And we fund over 30% of the pathetic joke.

(CNS News) — As the tenth anniversary of the 9/11 terrorist attacks approaches, the United Nations is no closer to reaching a universal definition of terrorism than it was in 2001 — or indeed than it was five years before then, when negotiations first began on drafting a comprehensive convention on international terrorism.

The main hurdle, then as now, is the insistence by the bloc of Islamic states that any definition of terrorism should leave a loophole for “resistance” against foreign occupation.

The Organization of the Islamic Conference (OIC), which was established in 1969 with “liberating” Jerusalem as its primary focus, is unwilling to give ground on the issue as many of its governments believe that doing so would be tantamount to betraying the Palestinian cause.

The “occupation” exemption is usually cited in the context of the Israeli-Palestinian conflict, but it would also provide cover for the anti-Indian jihad in Kashmir, a Muslim-majority territory divided between India and Pakistan and claimed by both.

India has been a major target of terrorism, both in what some Islamic states call “Indian-occupied Kashmir” and elsewhere.
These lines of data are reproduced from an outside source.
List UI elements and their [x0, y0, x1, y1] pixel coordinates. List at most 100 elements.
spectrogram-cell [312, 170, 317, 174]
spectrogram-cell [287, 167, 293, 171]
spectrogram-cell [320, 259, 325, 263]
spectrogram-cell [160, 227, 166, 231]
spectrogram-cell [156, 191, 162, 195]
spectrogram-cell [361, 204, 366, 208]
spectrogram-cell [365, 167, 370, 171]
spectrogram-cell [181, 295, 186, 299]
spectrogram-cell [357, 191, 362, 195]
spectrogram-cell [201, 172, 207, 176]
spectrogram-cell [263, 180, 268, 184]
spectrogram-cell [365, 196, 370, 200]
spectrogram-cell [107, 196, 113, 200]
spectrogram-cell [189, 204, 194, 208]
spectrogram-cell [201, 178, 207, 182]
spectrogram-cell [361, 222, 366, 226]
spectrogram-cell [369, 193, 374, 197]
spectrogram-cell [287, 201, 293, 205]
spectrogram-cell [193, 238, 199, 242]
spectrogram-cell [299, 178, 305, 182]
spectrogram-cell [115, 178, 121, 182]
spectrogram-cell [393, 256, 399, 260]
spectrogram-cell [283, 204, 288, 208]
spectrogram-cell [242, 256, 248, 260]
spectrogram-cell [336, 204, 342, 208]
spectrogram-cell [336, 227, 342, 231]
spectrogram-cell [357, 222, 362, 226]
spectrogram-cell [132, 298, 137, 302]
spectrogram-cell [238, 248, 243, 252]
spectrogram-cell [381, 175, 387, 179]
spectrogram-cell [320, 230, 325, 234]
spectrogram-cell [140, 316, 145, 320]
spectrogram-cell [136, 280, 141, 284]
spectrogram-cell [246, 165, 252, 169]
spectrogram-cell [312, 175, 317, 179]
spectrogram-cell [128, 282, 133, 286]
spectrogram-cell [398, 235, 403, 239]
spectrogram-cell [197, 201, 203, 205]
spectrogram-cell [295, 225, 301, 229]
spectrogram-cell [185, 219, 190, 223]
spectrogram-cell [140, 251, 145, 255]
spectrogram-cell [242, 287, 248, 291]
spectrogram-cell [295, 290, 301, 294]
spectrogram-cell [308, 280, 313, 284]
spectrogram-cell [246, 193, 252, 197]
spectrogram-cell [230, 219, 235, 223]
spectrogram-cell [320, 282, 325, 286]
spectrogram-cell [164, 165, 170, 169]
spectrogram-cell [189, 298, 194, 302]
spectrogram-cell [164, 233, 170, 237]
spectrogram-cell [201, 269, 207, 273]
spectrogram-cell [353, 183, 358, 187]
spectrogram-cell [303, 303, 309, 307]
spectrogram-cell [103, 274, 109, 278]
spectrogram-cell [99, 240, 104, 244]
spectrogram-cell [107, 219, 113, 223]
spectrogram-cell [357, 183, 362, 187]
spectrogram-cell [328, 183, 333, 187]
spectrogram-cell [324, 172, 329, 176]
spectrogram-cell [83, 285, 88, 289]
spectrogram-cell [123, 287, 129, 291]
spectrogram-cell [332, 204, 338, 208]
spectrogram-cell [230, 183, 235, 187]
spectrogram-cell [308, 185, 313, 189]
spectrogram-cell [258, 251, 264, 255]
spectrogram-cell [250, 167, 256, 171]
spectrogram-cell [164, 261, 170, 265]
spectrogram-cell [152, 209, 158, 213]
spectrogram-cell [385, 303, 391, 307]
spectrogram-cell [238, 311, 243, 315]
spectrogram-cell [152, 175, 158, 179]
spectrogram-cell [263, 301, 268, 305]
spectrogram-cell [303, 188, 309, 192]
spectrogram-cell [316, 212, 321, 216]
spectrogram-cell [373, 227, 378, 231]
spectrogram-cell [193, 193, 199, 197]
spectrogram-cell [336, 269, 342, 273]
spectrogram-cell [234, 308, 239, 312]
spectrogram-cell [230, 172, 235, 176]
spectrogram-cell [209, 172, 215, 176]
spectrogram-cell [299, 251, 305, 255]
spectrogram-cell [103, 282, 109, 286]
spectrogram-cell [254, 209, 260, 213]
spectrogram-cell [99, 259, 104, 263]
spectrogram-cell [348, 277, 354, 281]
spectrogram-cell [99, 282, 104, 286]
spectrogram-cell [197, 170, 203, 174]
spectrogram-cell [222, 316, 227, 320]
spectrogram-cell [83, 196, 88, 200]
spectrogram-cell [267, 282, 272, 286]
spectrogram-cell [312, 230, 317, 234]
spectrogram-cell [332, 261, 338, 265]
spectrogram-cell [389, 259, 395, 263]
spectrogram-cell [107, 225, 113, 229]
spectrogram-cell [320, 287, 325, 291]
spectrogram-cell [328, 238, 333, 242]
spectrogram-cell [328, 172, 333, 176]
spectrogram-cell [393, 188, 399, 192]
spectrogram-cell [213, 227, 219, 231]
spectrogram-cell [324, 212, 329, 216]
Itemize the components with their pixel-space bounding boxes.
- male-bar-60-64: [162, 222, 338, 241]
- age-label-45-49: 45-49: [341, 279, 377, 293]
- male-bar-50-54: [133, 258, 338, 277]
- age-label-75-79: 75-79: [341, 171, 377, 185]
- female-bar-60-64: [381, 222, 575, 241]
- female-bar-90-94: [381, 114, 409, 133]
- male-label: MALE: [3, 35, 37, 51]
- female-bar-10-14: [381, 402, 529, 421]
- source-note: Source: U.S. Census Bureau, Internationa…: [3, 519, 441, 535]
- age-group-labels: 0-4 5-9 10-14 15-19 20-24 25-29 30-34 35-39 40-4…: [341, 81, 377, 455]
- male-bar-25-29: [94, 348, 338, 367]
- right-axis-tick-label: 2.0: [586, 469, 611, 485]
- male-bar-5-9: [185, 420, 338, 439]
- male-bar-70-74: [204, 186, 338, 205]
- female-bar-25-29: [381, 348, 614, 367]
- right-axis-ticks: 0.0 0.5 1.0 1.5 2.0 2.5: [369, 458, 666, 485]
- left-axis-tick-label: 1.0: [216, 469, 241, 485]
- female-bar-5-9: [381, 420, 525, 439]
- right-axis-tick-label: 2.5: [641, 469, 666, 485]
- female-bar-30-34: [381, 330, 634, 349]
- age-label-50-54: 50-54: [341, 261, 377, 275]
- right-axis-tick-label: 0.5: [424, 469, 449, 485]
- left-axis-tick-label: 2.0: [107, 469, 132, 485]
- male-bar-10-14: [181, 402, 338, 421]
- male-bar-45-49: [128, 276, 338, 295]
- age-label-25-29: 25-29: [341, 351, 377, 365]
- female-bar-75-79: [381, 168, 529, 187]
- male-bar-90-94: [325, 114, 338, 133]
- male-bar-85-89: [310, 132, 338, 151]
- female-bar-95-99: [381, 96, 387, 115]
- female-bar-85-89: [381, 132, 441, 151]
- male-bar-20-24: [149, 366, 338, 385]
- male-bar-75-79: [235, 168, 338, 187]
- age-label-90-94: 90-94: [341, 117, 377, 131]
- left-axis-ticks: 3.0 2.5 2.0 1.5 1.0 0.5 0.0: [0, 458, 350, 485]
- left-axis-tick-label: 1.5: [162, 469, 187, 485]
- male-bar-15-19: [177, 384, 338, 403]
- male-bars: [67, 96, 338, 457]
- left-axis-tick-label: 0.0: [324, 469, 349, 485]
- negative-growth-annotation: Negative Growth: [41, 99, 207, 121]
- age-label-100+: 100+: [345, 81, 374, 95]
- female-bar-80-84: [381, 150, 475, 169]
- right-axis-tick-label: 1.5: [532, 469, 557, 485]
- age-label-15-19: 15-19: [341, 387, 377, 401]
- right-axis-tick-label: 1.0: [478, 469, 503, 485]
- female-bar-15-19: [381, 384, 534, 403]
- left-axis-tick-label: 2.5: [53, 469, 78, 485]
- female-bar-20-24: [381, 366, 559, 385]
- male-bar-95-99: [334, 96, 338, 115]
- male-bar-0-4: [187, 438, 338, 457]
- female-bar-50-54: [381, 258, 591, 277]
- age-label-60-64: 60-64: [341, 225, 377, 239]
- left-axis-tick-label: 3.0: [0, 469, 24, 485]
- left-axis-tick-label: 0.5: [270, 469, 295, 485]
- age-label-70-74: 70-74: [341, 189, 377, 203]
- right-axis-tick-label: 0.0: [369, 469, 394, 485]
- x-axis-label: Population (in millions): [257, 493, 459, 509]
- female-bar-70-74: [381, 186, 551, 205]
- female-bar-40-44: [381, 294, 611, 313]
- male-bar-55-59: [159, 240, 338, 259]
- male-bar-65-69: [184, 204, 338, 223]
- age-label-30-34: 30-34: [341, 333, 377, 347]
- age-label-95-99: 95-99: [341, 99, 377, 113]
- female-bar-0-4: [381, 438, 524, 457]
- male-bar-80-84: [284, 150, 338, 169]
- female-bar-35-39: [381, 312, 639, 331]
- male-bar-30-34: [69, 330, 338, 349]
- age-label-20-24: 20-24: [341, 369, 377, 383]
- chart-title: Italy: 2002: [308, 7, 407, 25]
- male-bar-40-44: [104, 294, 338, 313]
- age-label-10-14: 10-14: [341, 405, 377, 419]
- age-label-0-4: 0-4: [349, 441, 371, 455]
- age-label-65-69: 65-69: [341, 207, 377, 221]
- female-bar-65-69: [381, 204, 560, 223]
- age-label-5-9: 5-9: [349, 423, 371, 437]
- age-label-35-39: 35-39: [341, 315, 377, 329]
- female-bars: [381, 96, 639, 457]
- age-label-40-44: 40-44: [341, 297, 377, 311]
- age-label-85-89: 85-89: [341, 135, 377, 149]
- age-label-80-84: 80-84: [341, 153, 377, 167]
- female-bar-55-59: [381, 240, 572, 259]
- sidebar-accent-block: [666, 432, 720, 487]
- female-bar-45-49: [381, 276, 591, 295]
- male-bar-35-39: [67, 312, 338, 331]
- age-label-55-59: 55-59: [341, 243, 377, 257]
Not coincidentally, New Delhi has spearheaded the push for a international terrorism convention since 1996.

A U.N. General Assembly resolution passed that year established an “Ad-Hoc Committee” to elaborate on the draft convention proposed by India. It has met every year since then, for a one- or two-week period usually in the spring, but consensus on a terrorism definition remain elusive.

Its 15th session was held in New York last week.

According to Anne Bayefsky, editor of the Hudson Institute’s Eye on the U.N. project, the OIC once again raised the argument that there is a “distinction between terrorism and the struggle for the rights of self-determination by people under foreign occupation and colonial or alien domination.”